10. The shrink-fit device according to claim 1, wherein the measuring unit comprises a pyrometer and the temperature sensor is a radiation detector aligned with the accommodating region, the radiation detector configured to detect thermal radiation emitted by a shrink-fit chuck located in the accommodating region.

11. The shrink-fit device according to claim 1, further comprising a thermal radiation-permeable protective window placed in the measuring channel to protect the temperature sensor from contamination.

12. The shrink-fit device according to claim 1, further comprising a controller for controlling the heating of the shrink-fit chuck during heating, the controller configured to influence the power supply to the induction coil arrangement as a function of the casing temperature.

13. A method for inductively heating a shrink-fit chuck in a shrink-fit device, the method comprising:

placing a shrink-fit chuck into an accommodating region of the shrink-fit device;

heating an induction coil arrangement that concentrically surrounds the accommodating region and thereby inductively heating the shrink-fit chuck, whereby the shrink-fit chuck thermally expands; and

controlling the temperature of the shrink-fit chuck using a measuring unit in which a casing temperature of the shrink-fit chuck is detected via a measuring channel passing through the induction coil arrangement.

14. The method of claim 13, wherein power provided to the induction coil arrangement is varied depending on casing temperature.

15. The method according to claim 13, wherein the casing temperature is brought to a predetermined target value by controlling a power supply to the induction coil arrangement.

16. The method according to claim 15, further comprising maintaining the temperature at the predetermined target value.
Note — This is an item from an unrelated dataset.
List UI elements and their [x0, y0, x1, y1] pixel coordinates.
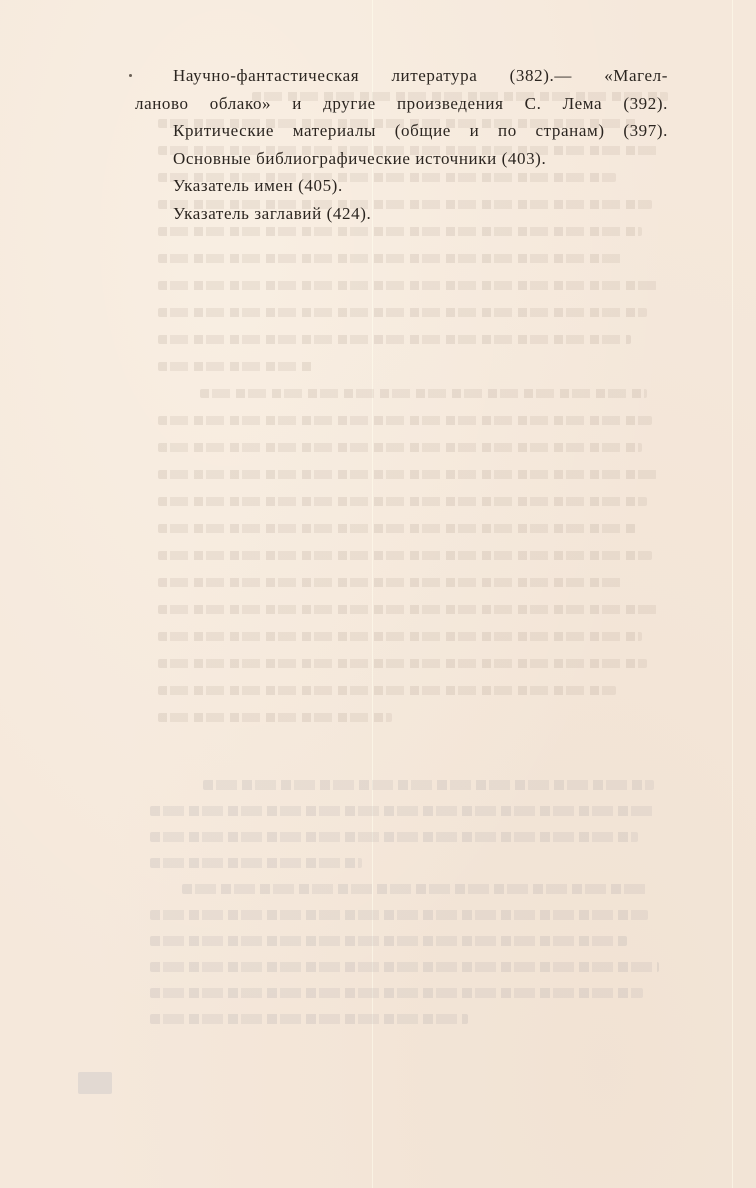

17. The method according to claim 13, wherein a power supply to the induction coil arrangement is maintained or reduced or switched off when a predetermined target value of the casing temperature is reached.

18. The method according to claim 13, wherein the shrink-fit chuck is positioned relative to the temperature sensor by a stop.

19. The method of claim 18, wherein the stop comprises a pole disk of the induction coil arrangement.

20. The method according to claim 13, wherein the measured casing temperature is displayed for an operator via a display.

21. The method according to any of claim 13, wherein the casing temperature is displayed with light-emitting diodes.

22. The method according to claim 21, wherein the light emitting diodes ac colored in the manner of a traffic light.

23. The method according to claim 13, wherein the casing temperature is measured during the inductive heating and/or in a time interval thereafter.